O globo, n. 30080, 15/12/2015. Economia, p. 22

Revolução francesa

 

MÍRIAM LEITÃO COM ALVARO GRIBEL

O petróleo caiu para US$ 37 e chegou a ser vendido por US$ 36, no menor valor desde 2008. Há razões imediatas para a queda da cotação, mas o mundo desenhado em Paris, na COP-21, é aquele em que, dentro de algumas décadas, os países terão que ser neutros em carbono. Essa virada na economia global começa agora e produzirá muita atividade econômica. O Brasil pode ser bem sucedido no tempo pós-petróleo.

Aincapacidade dos governantes brasileiros fez com que, em anos recentes, se apostasse tudo no pré-sal como o passaporte para o futuro. A energia fóssil já carimbou seu passaporte para o passado. Não será de imediato, mas na reunião de Paris o mundo se propôs a ser, o mais cedo possível, neutro em carbono. Isso significa plantar muito mais árvores para sequestrar as emissões, reduzir fortemente o uso dos combustíveis fósseis nos próximos anos e décadas e aumentar a eficiência energética em todos os processos econômicos.

Nesse momento, os especialistas dizem que o preço do petróleo cai por excesso de oferta e altos estoques. Mas, no futuro, as novas energias renováveis crescerão e ficarão mais baratas. Quem critica ou pouco se entusiasma com o acordo argumenta que na verdade as metas que os países se comprometeram a cumprir nos próximos anos não são suficientes para deter o aquecimento global em 1,5 °C. É verdade. Mas os países concordaram, por unanimidade, em buscar esse objetivo, e por isso terão de aceitar nos próximos anos elevação das metas que estabeleceram.
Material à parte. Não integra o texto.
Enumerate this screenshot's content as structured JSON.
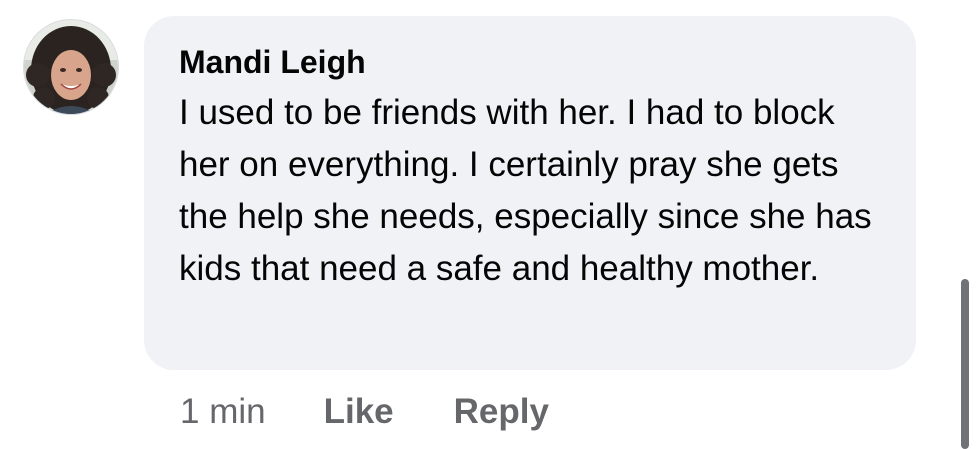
{
  "comment": {
    "avatar_icon": "profile-photo",
    "author": "Mandi Leigh",
    "text": "I used to be friends with her. I had to block her on everything. I certainly pray she gets the help she needs, especially since she has kids that need a safe and healthy mother.",
    "timestamp": "1 min",
    "like_label": "Like",
    "reply_label": "Reply"
  },
  "colors": {
    "bubble_background": "#f0f2f5",
    "text": "#050505",
    "secondary_text": "#65676b",
    "scrollbar": "#6f7276"
  }
}
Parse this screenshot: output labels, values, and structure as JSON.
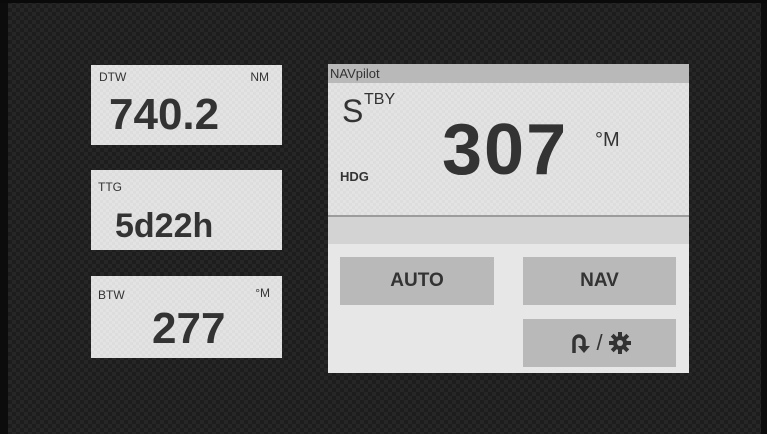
{
  "left_tiles": {
    "dtw": {
      "label": "DTW",
      "unit": "NM",
      "value": "740.2"
    },
    "ttg": {
      "label": "TTG",
      "value": "5d22h"
    },
    "btw": {
      "label": "BTW",
      "unit": "°M",
      "value": "277"
    }
  },
  "pilot": {
    "title": "NAVpilot",
    "mode_big": "S",
    "mode_rest": "TBY",
    "heading_label": "HDG",
    "heading_value": "307",
    "heading_unit": "°M",
    "buttons": {
      "auto": "AUTO",
      "nav": "NAV",
      "separator": "/"
    },
    "icons": [
      "u-turn-icon",
      "gear-icon"
    ]
  }
}
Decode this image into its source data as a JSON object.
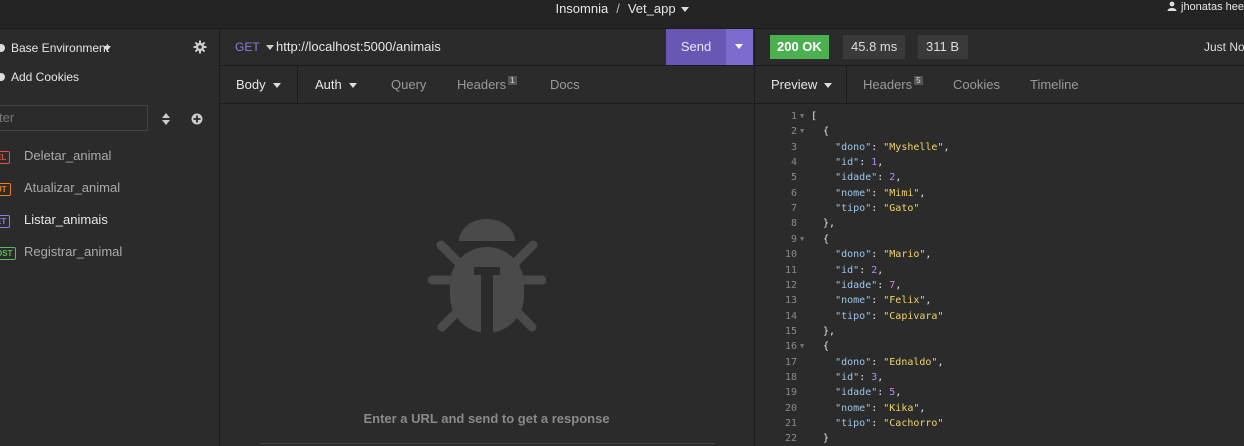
{
  "titlebar": {
    "app": "Insomnia",
    "separator": "/",
    "workspace": "Vet_app",
    "user": "jhonatas hee"
  },
  "sidebar": {
    "environment": "Base Environment",
    "cookies": "Add Cookies",
    "filter_placeholder": "ter",
    "requests": [
      {
        "method": "EL",
        "name": "Deletar_animal",
        "color": "#d9534f"
      },
      {
        "method": "UT",
        "name": "Atualizar_animal",
        "color": "#e67e22"
      },
      {
        "method": "ET",
        "name": "Listar_animais",
        "color": "#8e7cd9",
        "active": true
      },
      {
        "method": "OST",
        "name": "Registrar_animal",
        "color": "#5cb85c"
      }
    ]
  },
  "request": {
    "method": "GET",
    "url": "http://localhost:5000/animais",
    "send": "Send",
    "tabs": {
      "body": "Body",
      "auth": "Auth",
      "query": "Query",
      "headers": "Headers",
      "headers_count": "1",
      "docs": "Docs"
    },
    "empty_message": "Enter a URL and send to get a response"
  },
  "response": {
    "status": "200 OK",
    "time": "45.8 ms",
    "size": "311 B",
    "when": "Just No",
    "tabs": {
      "preview": "Preview",
      "headers": "Headers",
      "headers_count": "5",
      "cookies": "Cookies",
      "timeline": "Timeline"
    },
    "lines": [
      {
        "n": "1",
        "fold": true,
        "t": [
          [
            "p",
            "["
          ]
        ]
      },
      {
        "n": "2",
        "fold": true,
        "t": [
          [
            "p",
            "  {"
          ]
        ]
      },
      {
        "n": "3",
        "t": [
          [
            "p",
            "    "
          ],
          [
            "k",
            "\"dono\""
          ],
          [
            "p",
            ": "
          ],
          [
            "s",
            "\"Myshelle\""
          ],
          [
            "p",
            ","
          ]
        ]
      },
      {
        "n": "4",
        "t": [
          [
            "p",
            "    "
          ],
          [
            "k",
            "\"id\""
          ],
          [
            "p",
            ": "
          ],
          [
            "n",
            "1"
          ],
          [
            "p",
            ","
          ]
        ]
      },
      {
        "n": "5",
        "t": [
          [
            "p",
            "    "
          ],
          [
            "k",
            "\"idade\""
          ],
          [
            "p",
            ": "
          ],
          [
            "n",
            "2"
          ],
          [
            "p",
            ","
          ]
        ]
      },
      {
        "n": "6",
        "t": [
          [
            "p",
            "    "
          ],
          [
            "k",
            "\"nome\""
          ],
          [
            "p",
            ": "
          ],
          [
            "s",
            "\"Mimi\""
          ],
          [
            "p",
            ","
          ]
        ]
      },
      {
        "n": "7",
        "t": [
          [
            "p",
            "    "
          ],
          [
            "k",
            "\"tipo\""
          ],
          [
            "p",
            ": "
          ],
          [
            "s",
            "\"Gato\""
          ]
        ]
      },
      {
        "n": "8",
        "t": [
          [
            "p",
            "  },"
          ]
        ]
      },
      {
        "n": "9",
        "fold": true,
        "t": [
          [
            "p",
            "  {"
          ]
        ]
      },
      {
        "n": "10",
        "t": [
          [
            "p",
            "    "
          ],
          [
            "k",
            "\"dono\""
          ],
          [
            "p",
            ": "
          ],
          [
            "s",
            "\"Mario\""
          ],
          [
            "p",
            ","
          ]
        ]
      },
      {
        "n": "11",
        "t": [
          [
            "p",
            "    "
          ],
          [
            "k",
            "\"id\""
          ],
          [
            "p",
            ": "
          ],
          [
            "n",
            "2"
          ],
          [
            "p",
            ","
          ]
        ]
      },
      {
        "n": "12",
        "t": [
          [
            "p",
            "    "
          ],
          [
            "k",
            "\"idade\""
          ],
          [
            "p",
            ": "
          ],
          [
            "n",
            "7"
          ],
          [
            "p",
            ","
          ]
        ]
      },
      {
        "n": "13",
        "t": [
          [
            "p",
            "    "
          ],
          [
            "k",
            "\"nome\""
          ],
          [
            "p",
            ": "
          ],
          [
            "s",
            "\"Felix\""
          ],
          [
            "p",
            ","
          ]
        ]
      },
      {
        "n": "14",
        "t": [
          [
            "p",
            "    "
          ],
          [
            "k",
            "\"tipo\""
          ],
          [
            "p",
            ": "
          ],
          [
            "s",
            "\"Capivara\""
          ]
        ]
      },
      {
        "n": "15",
        "t": [
          [
            "p",
            "  },"
          ]
        ]
      },
      {
        "n": "16",
        "fold": true,
        "t": [
          [
            "p",
            "  {"
          ]
        ]
      },
      {
        "n": "17",
        "t": [
          [
            "p",
            "    "
          ],
          [
            "k",
            "\"dono\""
          ],
          [
            "p",
            ": "
          ],
          [
            "s",
            "\"Ednaldo\""
          ],
          [
            "p",
            ","
          ]
        ]
      },
      {
        "n": "18",
        "t": [
          [
            "p",
            "    "
          ],
          [
            "k",
            "\"id\""
          ],
          [
            "p",
            ": "
          ],
          [
            "n",
            "3"
          ],
          [
            "p",
            ","
          ]
        ]
      },
      {
        "n": "19",
        "t": [
          [
            "p",
            "    "
          ],
          [
            "k",
            "\"idade\""
          ],
          [
            "p",
            ": "
          ],
          [
            "n",
            "5"
          ],
          [
            "p",
            ","
          ]
        ]
      },
      {
        "n": "20",
        "t": [
          [
            "p",
            "    "
          ],
          [
            "k",
            "\"nome\""
          ],
          [
            "p",
            ": "
          ],
          [
            "s",
            "\"Kika\""
          ],
          [
            "p",
            ","
          ]
        ]
      },
      {
        "n": "21",
        "t": [
          [
            "p",
            "    "
          ],
          [
            "k",
            "\"tipo\""
          ],
          [
            "p",
            ": "
          ],
          [
            "s",
            "\"Cachorro\""
          ]
        ]
      },
      {
        "n": "22",
        "t": [
          [
            "p",
            "  }"
          ]
        ]
      }
    ]
  }
}
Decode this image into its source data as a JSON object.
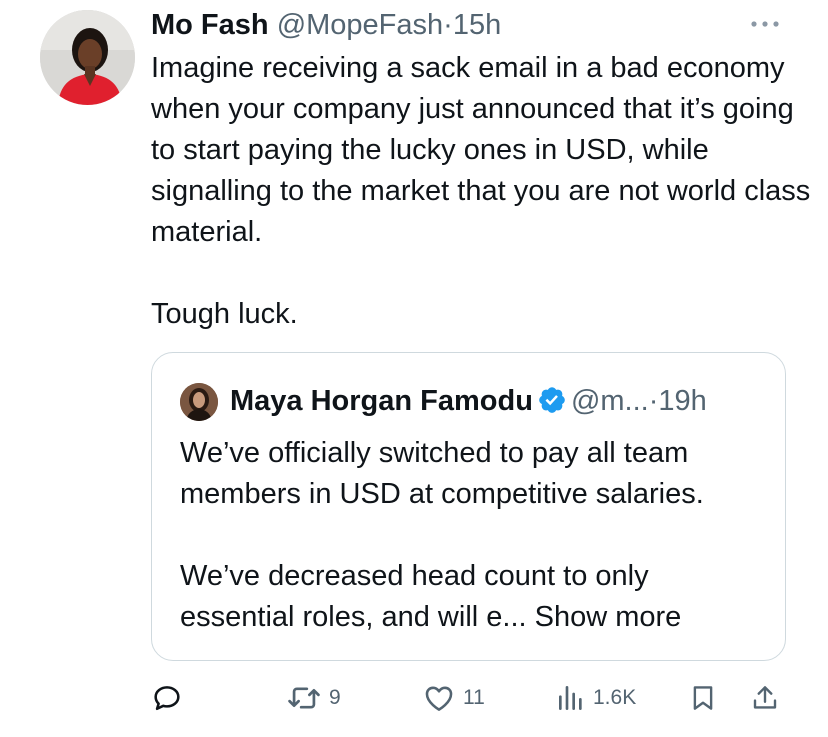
{
  "tweet": {
    "author_name": "Mo Fash",
    "author_handle": "@MopeFash",
    "separator": "·",
    "time": "15h",
    "paragraphs": [
      "Imagine receiving a sack email in a bad economy when your company just announced that it’s going to start paying the lucky ones in USD, while signalling to the market that you are not world class material.",
      "Tough luck."
    ]
  },
  "quoted": {
    "author_name": "Maya Horgan Famodu",
    "author_handle": "@m...",
    "separator": "·",
    "time": "19h",
    "paragraphs": [
      "We’ve officially switched to pay all team members in USD at competitive salaries.",
      "We’ve decreased head count to only essential roles, and will e..."
    ],
    "show_more": "Show more"
  },
  "actions": {
    "replies": "",
    "reposts": "9",
    "likes": "11",
    "views": "1.6K"
  },
  "colors": {
    "text": "#0f1419",
    "muted": "#536471",
    "border": "#cfd9de",
    "verified": "#1d9bf0"
  },
  "icons": [
    "more-icon",
    "verified-badge-icon",
    "reply-icon",
    "repost-icon",
    "like-icon",
    "views-icon",
    "bookmark-icon",
    "share-icon"
  ]
}
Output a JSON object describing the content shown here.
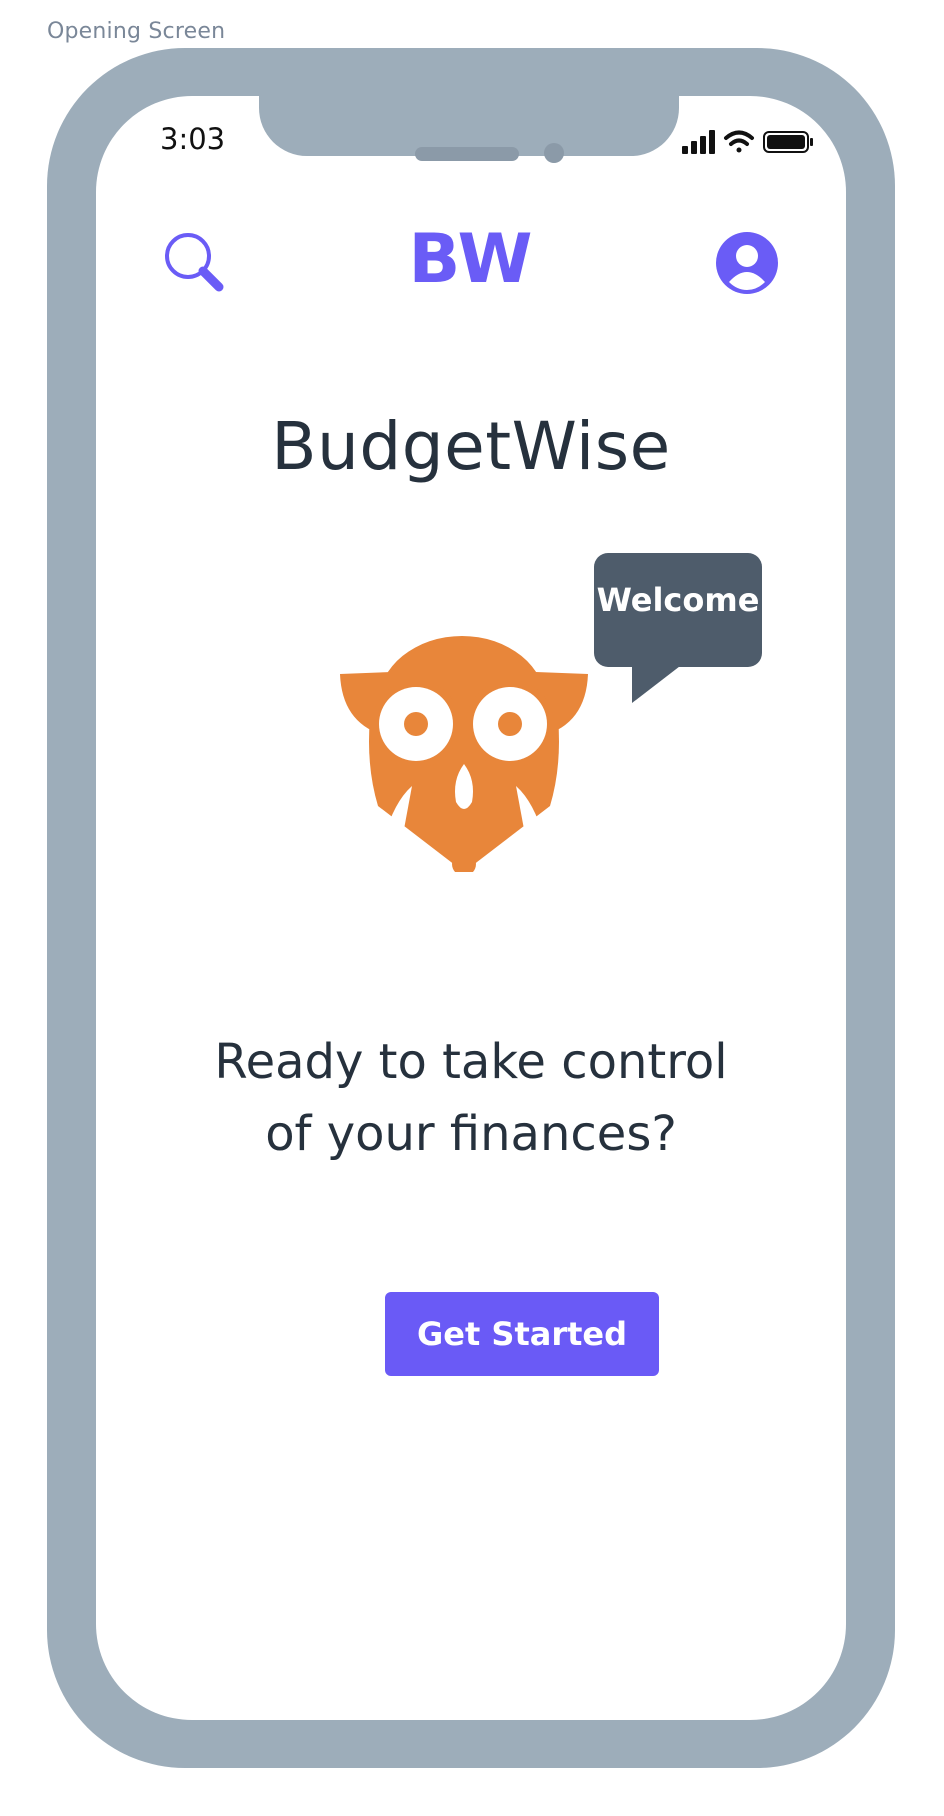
{
  "frame": {
    "label": "Opening Screen"
  },
  "status_bar": {
    "time": "3:03"
  },
  "header": {
    "logo_text": "BW"
  },
  "main": {
    "app_name": "BudgetWise",
    "speech_bubble": "Welcome",
    "tagline_line1": "Ready to take control",
    "tagline_line2": "of your finances?",
    "cta_label": "Get Started"
  },
  "icons": {
    "search": "search-icon",
    "profile": "profile-icon",
    "mascot": "owl-icon",
    "signal": "signal-icon",
    "wifi": "wifi-icon",
    "battery": "battery-icon"
  },
  "colors": {
    "accent": "#6a5cf6",
    "mascot": "#e8863a",
    "bubble": "#4e5c6b",
    "text": "#26313d",
    "device_frame": "#9dadba"
  }
}
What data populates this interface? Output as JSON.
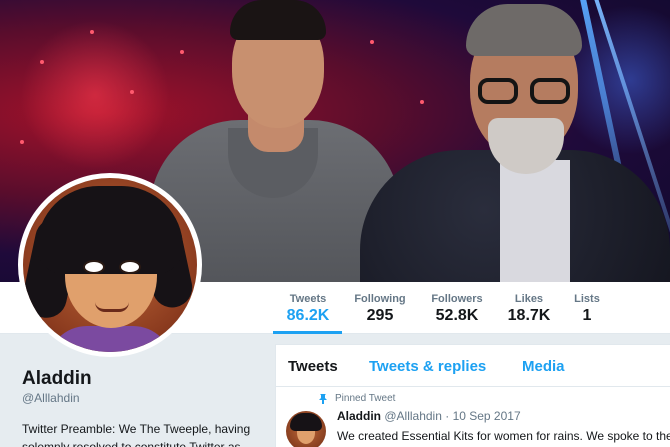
{
  "profile": {
    "name": "Aladdin",
    "handle": "@Alllahdin",
    "bio": "Twitter Preamble: We The Tweeple, having solemnly resolved to constitute Twitter as"
  },
  "stats": [
    {
      "label": "Tweets",
      "value": "86.2K"
    },
    {
      "label": "Following",
      "value": "295"
    },
    {
      "label": "Followers",
      "value": "52.8K"
    },
    {
      "label": "Likes",
      "value": "18.7K"
    },
    {
      "label": "Lists",
      "value": "1"
    }
  ],
  "timeline": {
    "tabs": [
      "Tweets",
      "Tweets & replies",
      "Media"
    ],
    "pinned_label": "Pinned Tweet",
    "tweet": {
      "author": "Aladdin",
      "handle": "@Alllahdin",
      "date": "· 10 Sep 2017",
      "text": "We created Essential Kits for women for rains. We spoke to the"
    }
  },
  "colors": {
    "accent": "#1da1f2",
    "text": "#14171a",
    "muted": "#657786",
    "background": "#e6ecf0"
  },
  "icons": [
    "pin-icon"
  ]
}
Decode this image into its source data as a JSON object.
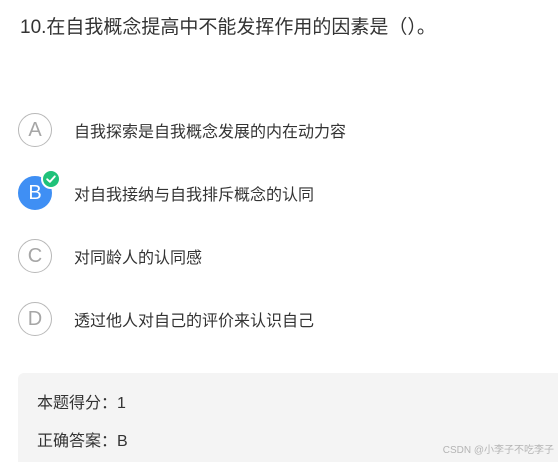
{
  "question": {
    "title": "10.在自我概念提高中不能发挥作用的因素是（）。"
  },
  "options": [
    {
      "letter": "A",
      "text": "自我探索是自我概念发展的内在动力容",
      "selected": false
    },
    {
      "letter": "B",
      "text": "对自我接纳与自我排斥概念的认同",
      "selected": true
    },
    {
      "letter": "C",
      "text": "对同龄人的认同感",
      "selected": false
    },
    {
      "letter": "D",
      "text": "透过他人对自己的评价来认识自己",
      "selected": false
    }
  ],
  "result": {
    "score_label": "本题得分：",
    "score_value": "1",
    "answer_label": "正确答案：",
    "answer_value": "B"
  },
  "watermark": "CSDN @小李子不吃李子",
  "colors": {
    "selected": "#3f8ff4",
    "check_badge": "#1fc27a",
    "panel_bg": "#f4f4f4"
  },
  "icons": {
    "check": "check-icon"
  }
}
Os objetivos nacionais foram registrados na ONU e de cinco em cinco anos terão que ser revistos em reuniões periódicas que os países farão. A primeira está prevista para 2018. Haverá formas universais de medir e avaliar as emissões. O Comitê de Especialistas que fiscalizará não tem poder de punir, mas será um poderoso instrumento de pressão.

E virão outras COPs, a próxima em Marrakesh, para aperfeiçoar e ampliar o que se conseguiu em Paris. Países desenvolvidos vão registrar o que deram aos países mais pobres, que, por sua vez, terão que explicar como gastaram a ajuda para a adaptação de seus países aos tempos de clima mais rigoroso.

Tornar a economia mundial neutra em carbono em, digamos, 2050 encomenda um enorme volume de tarefas aos países e às empresas. Quem quiser fazer a sério planejamento estratégico terá que ter isso como parâmetro. Parte do pré-sal ficará inviabilizado com o preço atual, e uma parte ficará sem futuro com o acordo do clima.

O Brasil é o país que tem a maior quantidade de energia renovável por km2, o que será valorizado neste mundo que atravessou no último fim de semana um importante marco. O aumento da produção das energias alternativas tornará cada vez mais baratos os insumos. O Brasil tem em quase todo o seu território alto fator de capacidade na geração de energia solar. A fonte se desenvolveu pouco por incapacidade governamental. Há cinco Itaipus de energia eólica só no Nordeste e apenas em terra. Há outras fontes que se tornarão cada vez mais viáveis. Será inevitável criar uma regulação que incentive as novas renováveis e que retire os subsídios ainda existentes ao petróleo e ao carvão.

Ao final da bem sucedida reunião de Paris, o mundo tem pela primeira vez um acordo universal do clima. Ele cria mecanismos, regras, sistema de verificação de metas, fluxos financeiros, e a estrada pela qual o mundo vai buscar esse futuro de maior segurança. Até agora, o que o planeta tinha a seu favor era Kyoto, que é limitado, foi seguido por poucos países, e tem data para acabar. Nada como o acordo de Paris aconteceu antes. Claro que tudo somado não é suficiente. Mas foi um raro momento de sensatez da vida internacional.

O Brasil sugeriu e outros países participaram da elaboração de um novo mecanismo de desenvolvimento limpo, mais amplo que o de Kyoto, e que permitirá às empresas entrarem neste esforço de reduzir as emissões. A economia terá um forte impulso para buscar a redução das emissões através de novas fontes e tecnologias. O mundo começou a mudar de forma tão profunda a partir da reunião do clima de Paris que daqui para diante países, organizações e empresas terão que se preparar para algo que chamaremos de revolução. E, de novo, começou na França.